Bozalongo, que ha colaborado con diversas publicaciones literarias y con la prensa granadina, presenta un poemario sólido, pequeño y acertado. La ruta, que se inicia en su Tarragona natal hasta finalizar en Granada, la ciudad en la que vive desde hace varios años y en la que ha dejado de sentirse "extranjero", conduce por una serie de postales alejadas de lo cotidiano y capaces de dotar de un sentido a los recuerdos particulares para convertirlos en patrimonio de los lectores.

Ciudades como Madrid, Barcelona, Londres, Lisboa, A Coruña, París o Buenos Aires, tan distantes no sólo sobre un mapa, aparecen desde su propio carácter y singularidad, siempre alejadas de una postal turística con tendencia al tópico, como un conjunto no sólo probable, sino consistente gracias a la narración autobiográfica y a los recursos en los que la ficción se convierte en protagonista.

 

Autor tardío

Bozalongo, que se considera cercano a la poesía de la experiencia, afirma tratar de huir del "lenguaje grandilocuente, escapando de la belleza ensimismada de los poetas que escriben para otros poetas". "La experiencia trasciende lo autobiográfico y se ensancha, y se hace verosímil a los ojos del lector", dice Bozalongo.

Autor tardío que comenzó a escribir llegado a la cuarentena, afirma no saber si el poeta "estaba dormido o simplemente no estaba". "No ha habido una intención premeditada.
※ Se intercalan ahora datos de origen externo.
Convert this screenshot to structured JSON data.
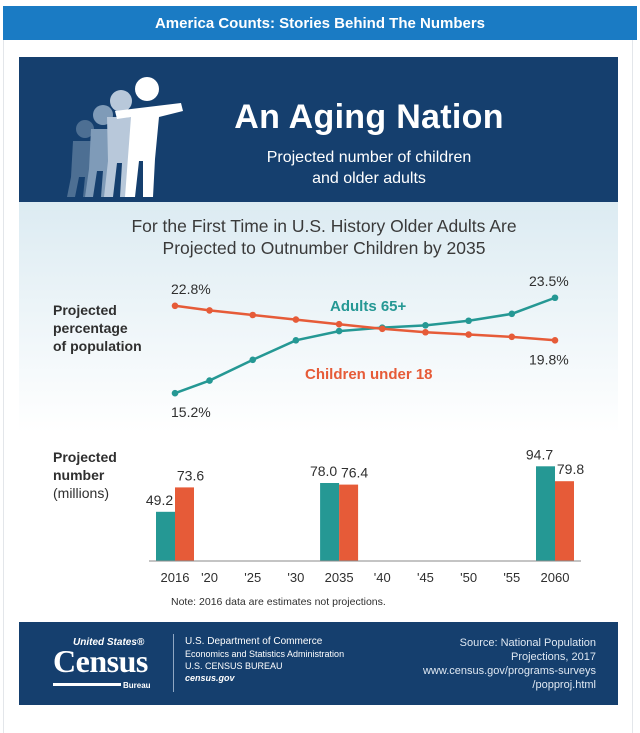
{
  "page": {
    "banner": "America Counts: Stories Behind The Numbers"
  },
  "infographic": {
    "title": "An Aging Nation",
    "subtitle_line1": "Projected number of children",
    "subtitle_line2": "and older adults",
    "headline_line1": "For the First Time in U.S. History Older Adults Are",
    "headline_line2": "Projected to Outnumber Children by 2035",
    "colors": {
      "navy": "#153f6e",
      "teal": "#259894",
      "orange": "#e65b38"
    }
  },
  "footer": {
    "logo_top": "United States®",
    "logo_main": "Census",
    "logo_bottom": "Bureau",
    "agency_line1": "U.S. Department of Commerce",
    "agency_line2": "Economics and Statistics Administration",
    "agency_line3": "U.S. CENSUS BUREAU",
    "agency_line4": "census.gov",
    "source_line1": "Source: National Population",
    "source_line2": "Projections, 2017",
    "source_line3": "www.census.gov/programs-surveys",
    "source_line4": "/popproj.html"
  },
  "chart_data": [
    {
      "type": "line",
      "ylabel_line1": "Projected",
      "ylabel_line2": "percentage",
      "ylabel_line3": "of population",
      "x": [
        2016,
        2020,
        2025,
        2030,
        2035,
        2040,
        2045,
        2050,
        2055,
        2060
      ],
      "series": [
        {
          "name": "Adults 65+",
          "color": "#259894",
          "values": [
            15.2,
            16.3,
            18.1,
            19.8,
            20.6,
            20.9,
            21.1,
            21.5,
            22.1,
            23.5
          ],
          "start_label": "15.2%",
          "end_label": "23.5%"
        },
        {
          "name": "Children under 18",
          "color": "#e65b38",
          "values": [
            22.8,
            22.4,
            22.0,
            21.6,
            21.2,
            20.8,
            20.5,
            20.3,
            20.1,
            19.8
          ],
          "start_label": "22.8%",
          "end_label": "19.8%"
        }
      ],
      "ylim": [
        14,
        24
      ]
    },
    {
      "type": "bar",
      "ylabel_line1": "Projected",
      "ylabel_line2": "number",
      "ylabel_line3": "(millions)",
      "tick_labels": [
        "2016",
        "'20",
        "'25",
        "'30",
        "2035",
        "'40",
        "'45",
        "'50",
        "'55",
        "2060"
      ],
      "categories": [
        "2016",
        "2035",
        "2060"
      ],
      "series": [
        {
          "name": "Adults 65+",
          "color": "#259894",
          "values": [
            49.2,
            78.0,
            94.7
          ],
          "labels": [
            "49.2",
            "78.0",
            "94.7"
          ]
        },
        {
          "name": "Children under 18",
          "color": "#e65b38",
          "values": [
            73.6,
            76.4,
            79.8
          ],
          "labels": [
            "73.6",
            "76.4",
            "79.8"
          ]
        }
      ],
      "note": "Note: 2016 data are estimates not projections.",
      "ylim": [
        0,
        100
      ]
    }
  ]
}
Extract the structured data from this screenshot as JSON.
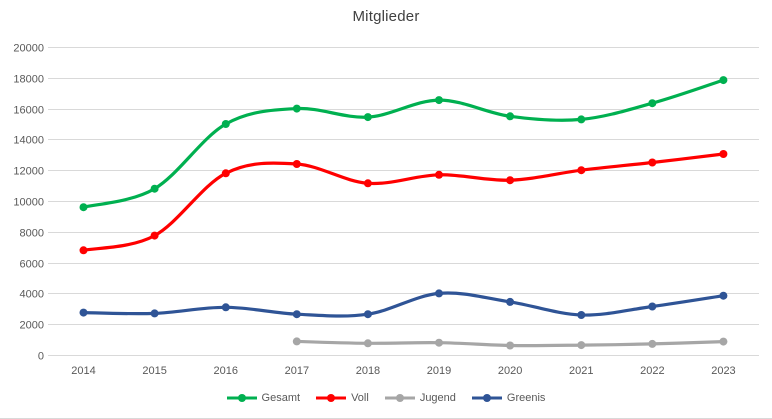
{
  "chart_data": {
    "type": "line",
    "title": "Mitglieder",
    "categories": [
      "2014",
      "2015",
      "2016",
      "2017",
      "2018",
      "2019",
      "2020",
      "2021",
      "2022",
      "2023"
    ],
    "series": [
      {
        "name": "Gesamt",
        "color": "#00B050",
        "values": [
          9600,
          10800,
          15000,
          16000,
          15450,
          16550,
          15500,
          15300,
          16350,
          17850
        ]
      },
      {
        "name": "Voll",
        "color": "#FF0000",
        "values": [
          6800,
          7750,
          11800,
          12400,
          11150,
          11700,
          11350,
          12000,
          12500,
          13050
        ]
      },
      {
        "name": "Jugend",
        "color": "#A6A6A6",
        "values": [
          null,
          null,
          null,
          880,
          760,
          800,
          620,
          640,
          720,
          870
        ]
      },
      {
        "name": "Greenis",
        "color": "#2F5496",
        "values": [
          2750,
          2700,
          3100,
          2650,
          2650,
          4000,
          3450,
          2600,
          3150,
          3850
        ]
      }
    ],
    "ylim": [
      0,
      20000
    ],
    "ytick_step": 2000,
    "grid": true,
    "legend_position": "bottom",
    "smooth": true,
    "marker": "circle"
  },
  "colors": {
    "grid": "#D9D9D9",
    "tick_text": "#595959",
    "title_text": "#404040",
    "background": "#FFFFFF"
  }
}
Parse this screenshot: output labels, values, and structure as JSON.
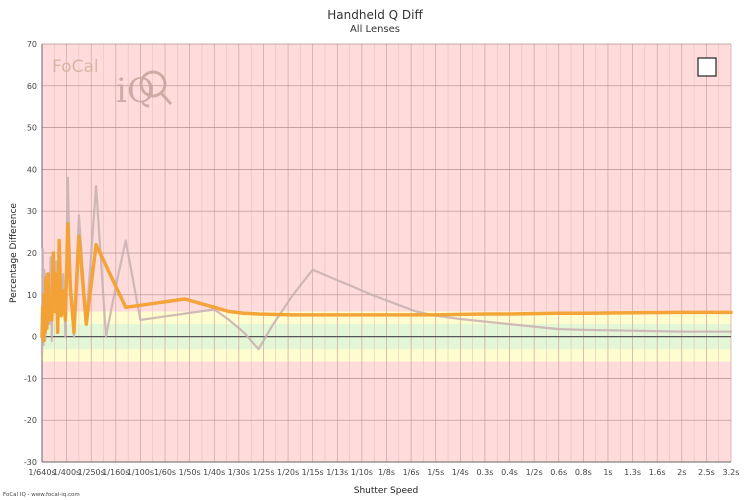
{
  "chart_data": {
    "type": "line",
    "title": "Handheld Q Diff",
    "subtitle": "All Lenses",
    "xlabel": "Shutter Speed",
    "ylabel": "Percentage Difference",
    "ylim": [
      -30,
      70
    ],
    "yticks": [
      -30,
      -20,
      -10,
      0,
      10,
      20,
      30,
      40,
      50,
      60,
      70
    ],
    "grid": true,
    "categories": [
      "1/640s",
      "1/400s",
      "1/250s",
      "1/160s",
      "1/100s",
      "1/60s",
      "1/50s",
      "1/40s",
      "1/30s",
      "1/25s",
      "1/20s",
      "1/15s",
      "1/13s",
      "1/10s",
      "1/8s",
      "1/6s",
      "1/5s",
      "1/4s",
      "0.3s",
      "0.4s",
      "1/2s",
      "0.6s",
      "0.8s",
      "1s",
      "1.3s",
      "1.6s",
      "2s",
      "2.5s",
      "3.2s"
    ],
    "bands": [
      {
        "from": -6,
        "to": 6,
        "color": "#fdfdd0"
      },
      {
        "from": -3,
        "to": 3,
        "color": "#e3f7d6"
      }
    ],
    "background_color": "#ffdcdc",
    "series": [
      {
        "color": "#c8b0b0",
        "x": [
          0,
          0.03,
          0.06,
          0.09,
          0.13,
          0.16,
          0.2,
          0.25,
          0.3,
          0.35,
          0.4,
          0.46,
          0.52,
          0.58,
          0.64,
          0.7,
          0.78,
          0.86,
          0.95,
          1.05,
          1.15,
          1.3,
          1.5,
          1.8,
          2.2,
          2.6,
          3,
          3.4,
          4,
          4.6,
          5.2,
          5.8,
          6.4,
          7,
          7.6,
          8.2,
          8.8,
          9.4,
          10.2,
          11,
          11.8,
          12.6,
          13.4,
          14.3,
          15.2,
          16,
          17,
          18,
          19,
          20,
          21,
          22,
          24,
          26,
          28
        ],
        "values": [
          -5,
          21,
          -2,
          16,
          -1,
          15,
          2,
          12,
          3,
          19,
          -1,
          20,
          8,
          18,
          1,
          22,
          5,
          15,
          0,
          38,
          14,
          0,
          29,
          4,
          36,
          0,
          12,
          23,
          4,
          4.5,
          5,
          5.5,
          6,
          6.5,
          4,
          1,
          -3,
          3,
          10,
          16,
          14,
          12,
          10,
          8,
          6,
          5,
          4.2,
          3.6,
          3,
          2.4,
          1.8,
          1.6,
          1.4,
          1.2,
          1.2
        ]
      },
      {
        "color": "#f3a02e",
        "x": [
          0,
          0.03,
          0.06,
          0.09,
          0.13,
          0.16,
          0.2,
          0.25,
          0.3,
          0.35,
          0.4,
          0.46,
          0.52,
          0.58,
          0.64,
          0.7,
          0.78,
          0.86,
          0.95,
          1.05,
          1.15,
          1.3,
          1.5,
          1.8,
          2.2,
          2.6,
          3,
          3.4,
          4,
          4.6,
          5.2,
          5.8,
          6.4,
          7,
          7.6,
          8.2,
          8.8,
          9.4,
          10.2,
          11,
          11.8,
          12.6,
          13.4,
          14.3,
          15.2,
          16,
          17,
          18,
          19,
          20,
          21,
          22,
          24,
          26,
          28
        ],
        "values": [
          0,
          7,
          -1,
          10,
          1,
          14,
          2,
          15,
          4,
          8,
          4,
          20,
          6,
          15,
          1,
          23,
          5,
          11,
          4,
          27,
          12,
          1,
          24,
          3,
          22,
          17,
          12,
          7,
          7.5,
          8,
          8.5,
          9,
          8,
          7,
          6,
          5.6,
          5.4,
          5.3,
          5.2,
          5.2,
          5.2,
          5.2,
          5.2,
          5.2,
          5.2,
          5.2,
          5.3,
          5.4,
          5.4,
          5.5,
          5.6,
          5.6,
          5.7,
          5.8,
          5.8
        ]
      }
    ]
  },
  "footer_text": "FoCal IQ - www.focal-iq.com",
  "logo": {
    "focal": "FoCal",
    "iq": "iQ"
  }
}
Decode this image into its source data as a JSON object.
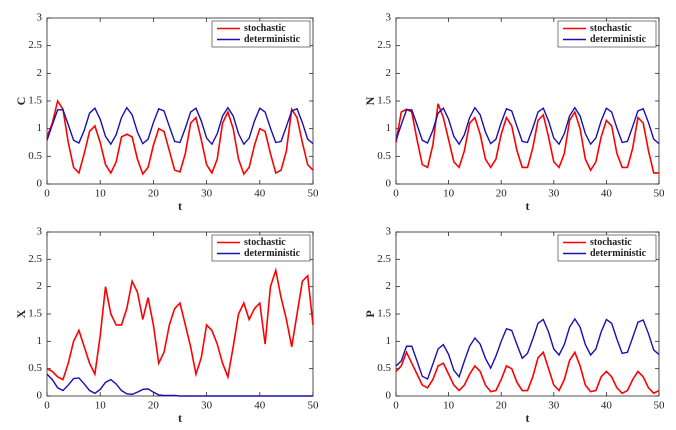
{
  "chart_data": [
    {
      "type": "line",
      "ylabel": "C",
      "xlabel": "t",
      "xlim": [
        0,
        50
      ],
      "ylim": [
        0,
        3
      ],
      "xticks": [
        0,
        10,
        20,
        30,
        40,
        50
      ],
      "yticks": [
        0,
        0.5,
        1,
        1.5,
        2,
        2.5,
        3
      ],
      "legend": "top-right",
      "x": [
        0,
        1,
        2,
        3,
        4,
        5,
        6,
        7,
        8,
        9,
        10,
        11,
        12,
        13,
        14,
        15,
        16,
        17,
        18,
        19,
        20,
        21,
        22,
        23,
        24,
        25,
        26,
        27,
        28,
        29,
        30,
        31,
        32,
        33,
        34,
        35,
        36,
        37,
        38,
        39,
        40,
        41,
        42,
        43,
        44,
        45,
        46,
        47,
        48,
        49,
        50
      ],
      "series": [
        {
          "name": "stochastic",
          "color": "#ff0000",
          "values": [
            0.85,
            1.1,
            1.5,
            1.35,
            0.75,
            0.3,
            0.2,
            0.55,
            0.95,
            1.05,
            0.75,
            0.35,
            0.2,
            0.4,
            0.85,
            0.9,
            0.85,
            0.45,
            0.18,
            0.3,
            0.7,
            1.0,
            0.95,
            0.6,
            0.25,
            0.22,
            0.55,
            1.1,
            1.2,
            0.8,
            0.35,
            0.2,
            0.45,
            1.1,
            1.3,
            1.0,
            0.45,
            0.18,
            0.3,
            0.7,
            1.0,
            0.95,
            0.55,
            0.2,
            0.25,
            0.6,
            1.35,
            1.2,
            0.75,
            0.35,
            0.25
          ]
        },
        {
          "name": "deterministic",
          "color": "#1a0fb0",
          "values": [
            0.79,
            1.07,
            1.34,
            1.34,
            1.07,
            0.79,
            0.74,
            0.97,
            1.28,
            1.37,
            1.17,
            0.86,
            0.72,
            0.89,
            1.2,
            1.38,
            1.25,
            0.94,
            0.73,
            0.81,
            1.11,
            1.36,
            1.32,
            1.04,
            0.77,
            0.75,
            1.01,
            1.3,
            1.37,
            1.14,
            0.83,
            0.72,
            0.91,
            1.23,
            1.38,
            1.23,
            0.91,
            0.72,
            0.83,
            1.14,
            1.37,
            1.3,
            1.01,
            0.75,
            0.77,
            1.04,
            1.32,
            1.36,
            1.11,
            0.81,
            0.73
          ]
        }
      ]
    },
    {
      "type": "line",
      "ylabel": "N",
      "xlabel": "t",
      "xlim": [
        0,
        50
      ],
      "ylim": [
        0,
        3
      ],
      "xticks": [
        0,
        10,
        20,
        30,
        40,
        50
      ],
      "yticks": [
        0,
        0.5,
        1,
        1.5,
        2,
        2.5,
        3
      ],
      "legend": "top-right",
      "x": [
        0,
        1,
        2,
        3,
        4,
        5,
        6,
        7,
        8,
        9,
        10,
        11,
        12,
        13,
        14,
        15,
        16,
        17,
        18,
        19,
        20,
        21,
        22,
        23,
        24,
        25,
        26,
        27,
        28,
        29,
        30,
        31,
        32,
        33,
        34,
        35,
        36,
        37,
        38,
        39,
        40,
        41,
        42,
        43,
        44,
        45,
        46,
        47,
        48,
        49,
        50
      ],
      "series": [
        {
          "name": "stochastic",
          "color": "#ff0000",
          "values": [
            0.75,
            1.3,
            1.35,
            1.3,
            0.8,
            0.35,
            0.3,
            0.7,
            1.45,
            1.2,
            0.8,
            0.4,
            0.3,
            0.6,
            1.1,
            1.2,
            0.9,
            0.45,
            0.3,
            0.45,
            0.9,
            1.2,
            1.05,
            0.6,
            0.3,
            0.3,
            0.65,
            1.15,
            1.25,
            0.85,
            0.4,
            0.3,
            0.55,
            1.15,
            1.3,
            1.0,
            0.45,
            0.25,
            0.4,
            0.85,
            1.15,
            1.05,
            0.55,
            0.3,
            0.3,
            0.65,
            1.2,
            1.1,
            0.6,
            0.2,
            0.2
          ]
        },
        {
          "name": "deterministic",
          "color": "#1a0fb0",
          "values": [
            0.79,
            1.07,
            1.34,
            1.34,
            1.07,
            0.79,
            0.74,
            0.97,
            1.28,
            1.37,
            1.17,
            0.86,
            0.72,
            0.89,
            1.2,
            1.38,
            1.25,
            0.94,
            0.73,
            0.81,
            1.11,
            1.36,
            1.32,
            1.04,
            0.77,
            0.75,
            1.01,
            1.3,
            1.37,
            1.14,
            0.83,
            0.72,
            0.91,
            1.23,
            1.38,
            1.23,
            0.91,
            0.72,
            0.83,
            1.14,
            1.37,
            1.3,
            1.01,
            0.75,
            0.77,
            1.04,
            1.32,
            1.36,
            1.11,
            0.81,
            0.73
          ]
        }
      ]
    },
    {
      "type": "line",
      "ylabel": "X",
      "xlabel": "t",
      "xlim": [
        0,
        50
      ],
      "ylim": [
        0,
        3
      ],
      "xticks": [
        0,
        10,
        20,
        30,
        40,
        50
      ],
      "yticks": [
        0,
        0.5,
        1,
        1.5,
        2,
        2.5,
        3
      ],
      "legend": "top-right",
      "x": [
        0,
        1,
        2,
        3,
        4,
        5,
        6,
        7,
        8,
        9,
        10,
        11,
        12,
        13,
        14,
        15,
        16,
        17,
        18,
        19,
        20,
        21,
        22,
        23,
        24,
        25,
        26,
        27,
        28,
        29,
        30,
        31,
        32,
        33,
        34,
        35,
        36,
        37,
        38,
        39,
        40,
        41,
        42,
        43,
        44,
        45,
        46,
        47,
        48,
        49,
        50
      ],
      "series": [
        {
          "name": "stochastic",
          "color": "#ff0000",
          "values": [
            0.5,
            0.45,
            0.35,
            0.3,
            0.6,
            1.0,
            1.2,
            0.9,
            0.6,
            0.4,
            1.1,
            2.0,
            1.5,
            1.3,
            1.3,
            1.6,
            2.1,
            1.9,
            1.4,
            1.8,
            1.3,
            0.6,
            0.8,
            1.3,
            1.6,
            1.7,
            1.3,
            0.9,
            0.4,
            0.7,
            1.3,
            1.2,
            0.95,
            0.6,
            0.35,
            0.9,
            1.5,
            1.7,
            1.4,
            1.6,
            1.7,
            0.95,
            2.0,
            2.3,
            1.8,
            1.4,
            0.9,
            1.5,
            2.1,
            2.2,
            1.3
          ]
        },
        {
          "name": "deterministic",
          "color": "#1a0fb0",
          "values": [
            0.4,
            0.3,
            0.15,
            0.1,
            0.2,
            0.32,
            0.33,
            0.22,
            0.1,
            0.05,
            0.12,
            0.25,
            0.3,
            0.22,
            0.1,
            0.04,
            0.03,
            0.07,
            0.12,
            0.13,
            0.07,
            0.02,
            0.01,
            0.01,
            0.01,
            0,
            0,
            0,
            0,
            0,
            0,
            0,
            0,
            0,
            0,
            0,
            0,
            0,
            0,
            0,
            0,
            0,
            0,
            0,
            0,
            0,
            0,
            0,
            0,
            0,
            0
          ]
        }
      ]
    },
    {
      "type": "line",
      "ylabel": "P",
      "xlabel": "t",
      "xlim": [
        0,
        50
      ],
      "ylim": [
        0,
        3
      ],
      "xticks": [
        0,
        10,
        20,
        30,
        40,
        50
      ],
      "yticks": [
        0,
        0.5,
        1,
        1.5,
        2,
        2.5,
        3
      ],
      "legend": "top-right",
      "x": [
        0,
        1,
        2,
        3,
        4,
        5,
        6,
        7,
        8,
        9,
        10,
        11,
        12,
        13,
        14,
        15,
        16,
        17,
        18,
        19,
        20,
        21,
        22,
        23,
        24,
        25,
        26,
        27,
        28,
        29,
        30,
        31,
        32,
        33,
        34,
        35,
        36,
        37,
        38,
        39,
        40,
        41,
        42,
        43,
        44,
        45,
        46,
        47,
        48,
        49,
        50
      ],
      "series": [
        {
          "name": "stochastic",
          "color": "#ff0000",
          "values": [
            0.45,
            0.55,
            0.8,
            0.6,
            0.4,
            0.2,
            0.15,
            0.3,
            0.55,
            0.6,
            0.4,
            0.2,
            0.1,
            0.2,
            0.4,
            0.55,
            0.45,
            0.2,
            0.08,
            0.1,
            0.3,
            0.55,
            0.5,
            0.25,
            0.1,
            0.1,
            0.35,
            0.7,
            0.8,
            0.5,
            0.2,
            0.1,
            0.3,
            0.65,
            0.8,
            0.55,
            0.2,
            0.08,
            0.1,
            0.35,
            0.45,
            0.35,
            0.15,
            0.05,
            0.1,
            0.3,
            0.45,
            0.35,
            0.15,
            0.05,
            0.1
          ]
        },
        {
          "name": "deterministic",
          "color": "#1a0fb0",
          "values": [
            0.55,
            0.64,
            0.91,
            0.91,
            0.64,
            0.36,
            0.31,
            0.58,
            0.86,
            0.94,
            0.76,
            0.47,
            0.35,
            0.64,
            0.91,
            1.06,
            0.95,
            0.69,
            0.51,
            0.73,
            1.0,
            1.23,
            1.2,
            0.94,
            0.69,
            0.78,
            1.04,
            1.33,
            1.4,
            1.17,
            0.86,
            0.75,
            0.94,
            1.26,
            1.41,
            1.26,
            0.94,
            0.75,
            0.86,
            1.17,
            1.4,
            1.33,
            1.04,
            0.78,
            0.8,
            1.07,
            1.35,
            1.39,
            1.14,
            0.84,
            0.76
          ]
        }
      ]
    }
  ]
}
Las cosas han surgido así y así están bien. Conocer a algunos poetas granadinos, especialmente a Daniel Rodríguez Moya, me hizo ver que tenía que seguir escribiendo", comenta.

Partidario de una poética del compromiso, se muestra un tanto escéptico sobre la capacidad de la poesía de actuar sobre las conciencias adormecidas. "Quizá no consiga tanto, pero cualquier acto debe realizarse sin huir de su posible utilidad social, aunque sin valorar la propia poesía en función de su uso o de su aprovechamiento inmediato. El poeta no es más que un ciudadano que opina, que elige, que decide, si le dejan. Lo contrario, vestirse de poeta, no produce sino alejamiento: de la poesía, por un lado, y de los posibles lectores cómplices por otro", concluye.